Loren Toews

No. 51
- Position: Linebacker

Personal information
- Born: November 3, 1951 (age 74) Dinuba, California, U.S.
- Listed height: 6 ft 3 in (1.91 m)
- Listed weight: 220 lb (100 kg)

Career information
- High school: Del Mar (San Jose, California)
- College: California
- NFL draft: 1973: 8th round, 192nd overall pick

Career history
- Pittsburgh Steelers (1973–1983);

Awards and highlights
- 4× Super Bowl champion (IX, X, XIII, XIV);

Career NFL statistics
- Sacks: 16
- Fumble recoveries: 10
- Interceptions: 4
- Stats at Pro Football Reference

= Loren Toews =

American football player (born 1951)

Loren James Toews (born November 3, 1951) is an American former professional football player who was a linebacker in the National Football League (NFL). He played college football for the California Golden Bears.

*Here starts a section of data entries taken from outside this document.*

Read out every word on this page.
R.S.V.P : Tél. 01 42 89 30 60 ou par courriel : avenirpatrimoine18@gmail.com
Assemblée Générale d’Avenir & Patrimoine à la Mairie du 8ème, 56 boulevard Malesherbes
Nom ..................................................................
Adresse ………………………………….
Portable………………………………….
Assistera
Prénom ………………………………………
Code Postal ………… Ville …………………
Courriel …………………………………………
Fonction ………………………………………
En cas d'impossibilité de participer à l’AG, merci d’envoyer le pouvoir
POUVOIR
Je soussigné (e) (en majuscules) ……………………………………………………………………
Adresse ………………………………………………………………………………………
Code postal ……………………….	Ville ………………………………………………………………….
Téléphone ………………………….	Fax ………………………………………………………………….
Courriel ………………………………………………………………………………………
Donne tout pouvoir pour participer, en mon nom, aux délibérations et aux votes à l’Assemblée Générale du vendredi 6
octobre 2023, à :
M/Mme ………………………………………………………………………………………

Toews graduated from Del Mar High School in San Jose, California and later the University of California, Berkeley, where he received his degree in biological sciences. In 1972, Toews was named the "most inspirational player" for the Golden Bears and given the Stub Allison Award, named after California football coach Leonard B. "Stub" Allison.

That following year, in 1973 Toews was selected 192nd overall in the eighth round by the Pittsburgh Steelers where he played as a linebacker for 11 seasons. While playing for the Steelers, Toews attended the University of Pittsburgh's Graduate School of Business and obtained his MBA degree in 1981.

Toews was a four-time Super Bowl champion, and starter in Super Bowl XIII. In Super Bowl IX he replaced an injured Andy Russell for most of the second half, filling in admirably. Toews moved to left inside linebacker in 1982 when the Steelers switched to the 3–4 defense, while incumbent middle linebacker Jack Lambert moved to right inside linebacker and retained the "Mike" role as the Steelers signal-caller on defense.

Toews retired from professional football at spring camp in 1984 having played in 57 consecutive games up to the last game of the previous season.

Toews has a wife, Valerie and is also the father of three children: Aaron, Jocelyn and Cassandra. Aaron was a defenseman on the Northeastern University hockey team from 1996 to 1998. Jocelyn owns an independent record label called Lujo Records.

Toews lives in the San Francisco Bay Area where he and his younger brother Jeff (who also played in the NFL as an offensive lineman) buy and sell real estate.